7. A system for managing a synthesis pathway of a compound, comprising:

the first reaction creating module is used for acquiring main and auxiliary reactants and information of each reaction parameter input into a cell corresponding to a primary reaction of a drug synthesis process feeding table, calling a compound database to inquire each reaction formula which can be matched, and inputting a main product and a side product of the selected reaction formula into a corresponding product cell of the step, wherein the reaction parameter information comprises a reaction condition parameter and a catalysis condition parameter;

the second reaction creating module is used for acquiring a main product or a byproduct in the previous stage reaction as a reactant of the current stage reaction, inputting the reactant into a reactant cell of the current stage reaction, generating a main byproduct of the current stage reaction according to the selected other reactants and reaction parameter information, and inputting the main byproduct into the product cell of the current stage;

and the path information module is used for acquiring reaction information of each level after the configuration of the process feeding table is completed and generating a compound synthesis path formed by the association of the front and the back of the multi-level chemical reaction.

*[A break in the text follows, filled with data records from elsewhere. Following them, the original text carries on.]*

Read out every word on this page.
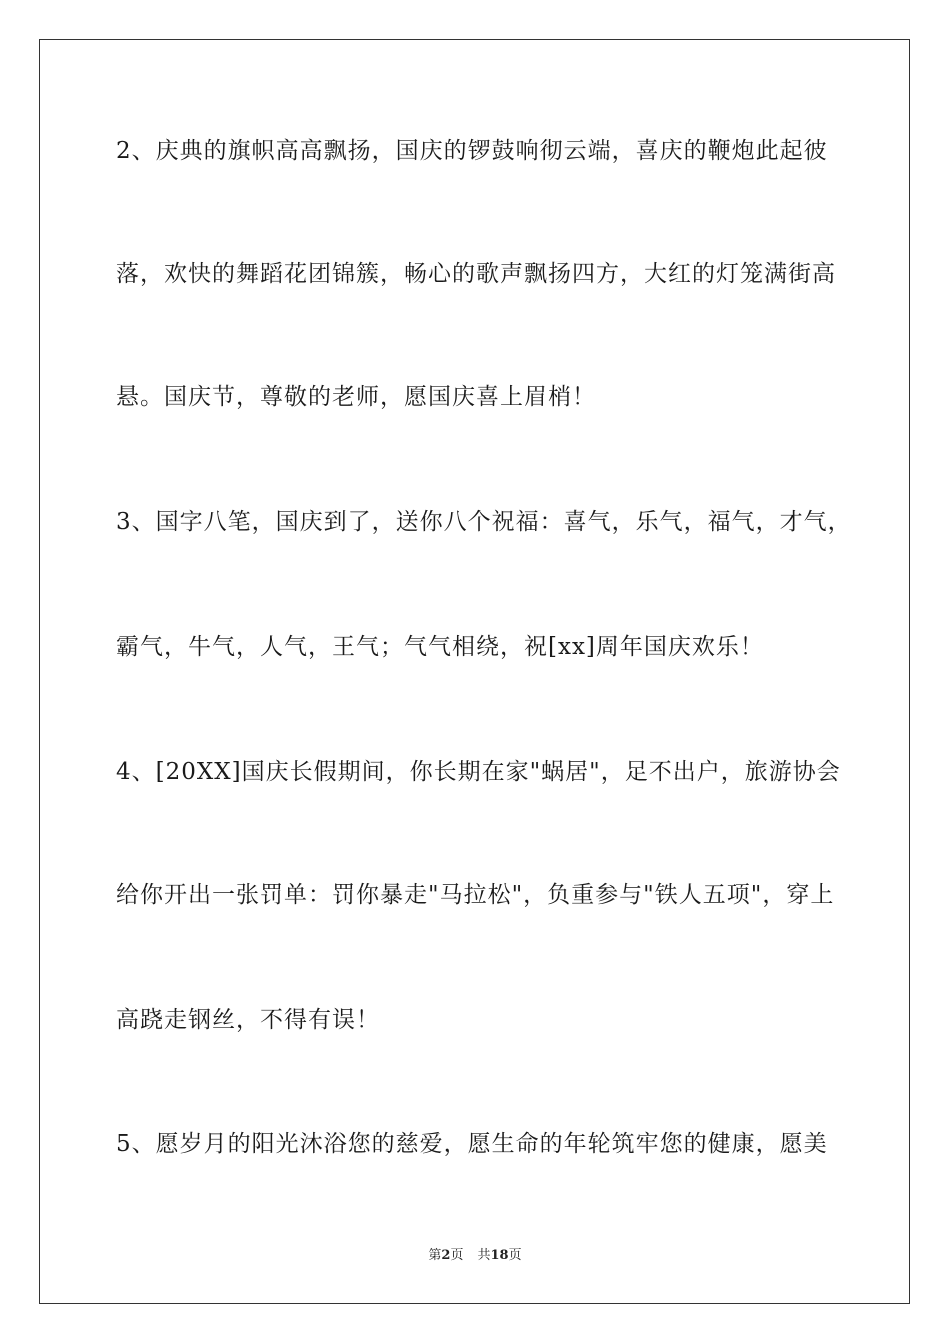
2、庆典的旗帜高高飘扬，国庆的锣鼓响彻云端，喜庆的鞭炮此起彼

落，欢快的舞蹈花团锦簇，畅心的歌声飘扬四方，大红的灯笼满街高

悬。国庆节，尊敬的老师，愿国庆喜上眉梢！

3、国字八笔，国庆到了，送你八个祝福：喜气，乐气，福气，才气，

霸气，牛气，人气，王气；气气相绕，祝[xx]周年国庆欢乐！

4、[20XX]国庆长假期间，你长期在家"蜗居"，足不出户，旅游协会

给你开出一张罚单：罚你暴走"马拉松"，负重参与"铁人五项"，穿上

高跷走钢丝，不得有误！

5、愿岁月的阳光沐浴您的慈爱，愿生命的年轮筑牢您的健康，愿美

第2页 共18页
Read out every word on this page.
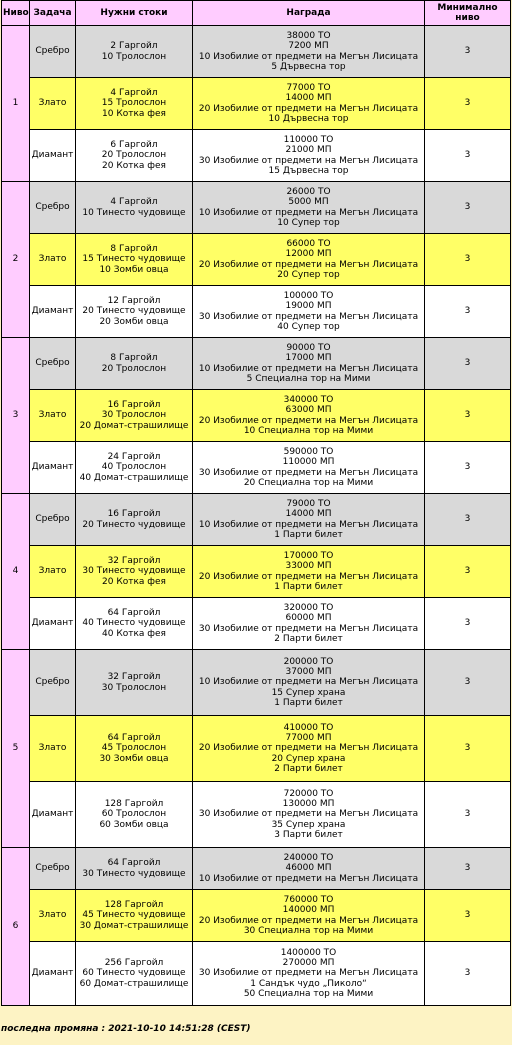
Ниво	Задача	Нужни стоки	Награда	Минимално
ниво
1	Сребро	2 Гаргойл
10 Тролослон	38000 ТО
7200 МП
10 Изобилие от предмети на Мегън Лисицата
5 Дървесна тор	3
	Злато	4 Гаргойл
15 Тролослон
10 Котка фея	77000 ТО
14000 МП
20 Изобилие от предмети на Мегън Лисицата
10 Дървесна тор	3
	Диамант	6 Гаргойл
20 Тролослон
20 Котка фея	110000 ТО
21000 МП
30 Изобилие от предмети на Мегън Лисицата
15 Дървесна тор	3
2	Сребро	4 Гаргойл
10 Тинесто чудовище	26000 ТО
5000 МП
10 Изобилие от предмети на Мегън Лисицата
10 Супер тор	3
	Злато	8 Гаргойл
15 Тинесто чудовище
10 Зомби овца	66000 ТО
12000 МП
20 Изобилие от предмети на Мегън Лисицата
20 Супер тор	3
	Диамант	12 Гаргойл
20 Тинесто чудовище
20 Зомби овца	100000 ТО
19000 МП
30 Изобилие от предмети на Мегън Лисицата
40 Супер тор	3
3	Сребро	8 Гаргойл
20 Тролослон	90000 ТО
17000 МП
10 Изобилие от предмети на Мегън Лисицата
5 Специална тор на Мими	3
	Злато	16 Гаргойл
30 Тролослон
20 Домат-страшилище	340000 ТО
63000 МП
20 Изобилие от предмети на Мегън Лисицата
10 Специална тор на Мими	3
	Диамант	24 Гаргойл
40 Тролослон
40 Домат-страшилище	590000 ТО
110000 МП
30 Изобилие от предмети на Мегън Лисицата
20 Специална тор на Мими	3
4	Сребро	16 Гаргойл
20 Тинесто чудовище	79000 ТО
14000 МП
10 Изобилие от предмети на Мегън Лисицата
1 Парти билет	3
	Злато	32 Гаргойл
30 Тинесто чудовище
20 Котка фея	170000 ТО
33000 МП
20 Изобилие от предмети на Мегън Лисицата
1 Парти билет	3
	Диамант	64 Гаргойл
40 Тинесто чудовище
40 Котка фея	320000 ТО
60000 МП
30 Изобилие от предмети на Мегън Лисицата
2 Парти билет	3
5	Сребро	32 Гаргойл
30 Тролослон	200000 ТО
37000 МП
10 Изобилие от предмети на Мегън Лисицата
15 Супер храна
1 Парти билет	3
	Злато	64 Гаргойл
45 Тролослон
30 Зомби овца	410000 ТО
77000 МП
20 Изобилие от предмети на Мегън Лисицата
20 Супер храна
2 Парти билет	3
	Диамант	128 Гаргойл
60 Тролослон
60 Зомби овца	720000 ТО
130000 МП
30 Изобилие от предмети на Мегън Лисицата
35 Супер храна
3 Парти билет	3
6	Сребро	64 Гаргойл
30 Тинесто чудовище	240000 ТО
46000 МП
10 Изобилие от предмети на Мегън Лисицата	3
	Злато	128 Гаргойл
45 Тинесто чудовище
30 Домат-страшилище	760000 ТО
140000 МП
20 Изобилие от предмети на Мегън Лисицата
30 Специална тор на Мими	3
	Диамант	256 Гаргойл
60 Тинесто чудовище
60 Домат-страшилище	1400000 ТО
270000 МП
30 Изобилие от предмети на Мегън Лисицата
1 Сандък чудо „Пиколо“
50 Специална тор на Мими	3
последна промяна : 2021-10-10 14:51:28 (CEST)
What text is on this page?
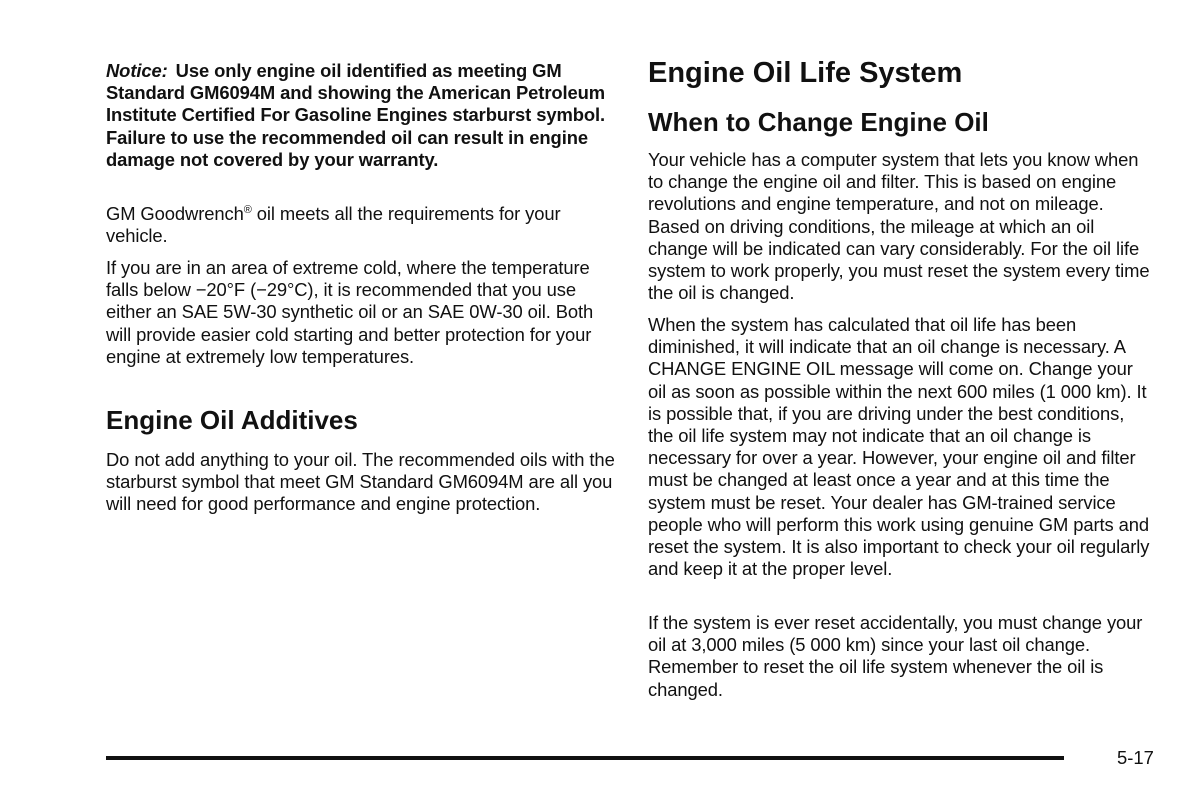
Notice: Use only engine oil identified as meeting GM Standard GM6094M and showing the American Petroleum Institute Certified For Gasoline Engines starburst symbol. Failure to use the recommended oil can result in engine damage not covered by your warranty.

GM Goodwrench® oil meets all the requirements for your vehicle.

If you are in an area of extreme cold, where the temperature falls below −20°F (−29°C), it is recommended that you use either an SAE 5W-30 synthetic oil or an SAE 0W-30 oil. Both will provide easier cold starting and better protection for your engine at extremely low temperatures.

Engine Oil Additives

Do not add anything to your oil. The recommended oils with the starburst symbol that meet GM Standard GM6094M are all you will need for good performance and engine protection.

Engine Oil Life System
When to Change Engine Oil

Your vehicle has a computer system that lets you know when to change the engine oil and filter. This is based on engine revolutions and engine temperature, and not on mileage. Based on driving conditions, the mileage at which an oil change will be indicated can vary considerably. For the oil life system to work properly, you must reset the system every time the oil is changed.

When the system has calculated that oil life has been diminished, it will indicate that an oil change is necessary. A CHANGE ENGINE OIL message will come on. Change your oil as soon as possible within the next 600 miles (1 000 km). It is possible that, if you are driving under the best conditions, the oil life system may not indicate that an oil change is necessary for over a year. However, your engine oil and filter must be changed at least once a year and at this time the system must be reset. Your dealer has GM-trained service people who will perform this work using genuine GM parts and reset the system. It is also important to check your oil regularly and keep it at the proper level.

If the system is ever reset accidentally, you must change your oil at 3,000 miles (5 000 km) since your last oil change. Remember to reset the oil life system whenever the oil is changed.

5-17
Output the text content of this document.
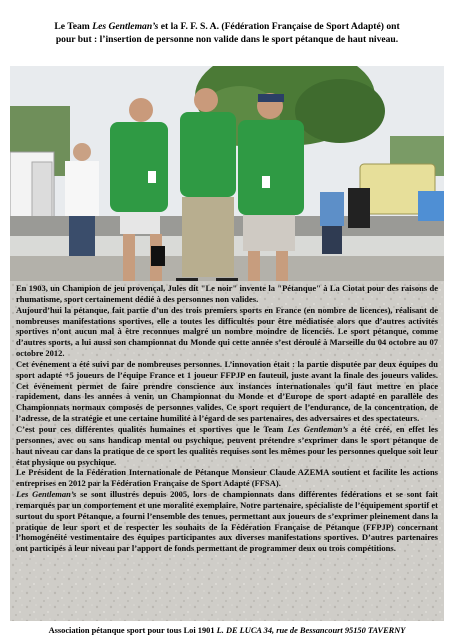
Le Team Les Gentleman’s et la F. F. S. A. (Fédération Française de Sport Adapté) ont
pour but : l’insertion de personne non valide dans le sport pétanque de haut niveau.

En 1903, un Champion de jeu provençal, Jules dit "Le noir" invente la "Pétanque" à La Ciotat pour des raisons de rhumatisme, sport certainement dédié à des personnes non valides.

Aujourd’hui la pétanque, fait partie d’un des trois premiers sports en France (en nombre de licences), réalisant de nombreuses manifestations sportives, elle a toutes les difficultés pour être médiatisée alors que d’autres activités sportives n’ont aucun mal à être reconnues malgré un nombre moindre de licenciés. Le sport pétanque, comme d’autres sports, a lui aussi son championnat du Monde qui cette année s’est déroulé à Marseille du 04 octobre au 07 octobre 2012.

Cet événement a été suivi par de nombreuses personnes. L’innovation était : la partie disputée par deux équipes du sport adapté +5 joueurs de l’équipe France et 1 joueur FFPJP en fauteuil, juste avant la finale des joueurs valides. Cet événement permet de faire prendre conscience aux instances internationales qu’il faut mettre en place rapidement, dans les années à venir, un Championnat du Monde et d’Europe de sport adapté en parallèle des Championnats normaux composés de personnes valides. Ce sport requiert de l’endurance, de la concentration, de l’adresse, de la stratégie et une certaine humilité à l’égard de ses partenaires, des adversaires et des spectateurs.

C’est pour ces différentes qualités humaines et sportives que le Team Les Gentleman’s a été créé, en effet les personnes, avec ou sans handicap mental ou psychique, peuvent prétendre s’exprimer dans le sport pétanque de haut niveau car dans la pratique de ce sport les qualités requises sont les mêmes pour les personnes quelque soit leur état physique ou psychique.

Le Président de la Fédération Internationale de Pétanque Monsieur Claude AZEMA soutient et facilite les actions entreprises en 2012 par la Fédération Française de Sport Adapté (FFSA).

Les Gentleman’s se sont illustrés depuis 2005, lors de championnats dans différentes fédérations et se sont fait remarqués par un comportement et une moralité exemplaire. Notre partenaire, spécialiste de l’équipement sportif et surtout du sport Pétanque, a fourni l’ensemble des tenues, permettant aux joueurs de s’exprimer pleinement dans la pratique de leur sport et de respecter les souhaits de la Fédération Française de Pétanque (FFPJP) concernant l’homogénéité vestimentaire des équipes participantes aux diverses manifestations sportives. D’autres partenaires ont participés à leur niveau par l’apport de fonds permettant de programmer deux ou trois compétitions.

Association pétanque sport pour tous Loi 1901 L. DE LUCA 34, rue de Bessancourt 95150 TAVERNY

8. The management system of a chemical compound synthesis pathway of claim 7, wherein said second reaction creation module comprises:

the main reactant generating module is used for acquiring at least one product information in the previous stage reaction as a main reactant of the current stage reaction and inputting the main reactant into the reactant cell of the current stage reaction;

and the secondary reactant generation module is used for acquiring main reactant information in other recorded reactant cells of the level of reaction after detecting action instructions on the rest of spare reactant cells, searching the compound database according to the main reactant, traversing the compound database to acquire each secondary reactant which can perform chemical reaction with the main reactant, and generating an alternative secondary reactant group corresponding to the spare reactant cells.

9. A management apparatus for a compound synthesis pathway, comprising a memory, a processor, and a computer program stored in the memory and executable on the processor, wherein: the processor, when executing the computer program, realizes the steps of the method according to any of claims 1-6.

10. A computer-readable storage medium storing a computer program, characterized in that: the computer program realizing the steps of the method according to any of claims 1-6 when executed by a processor.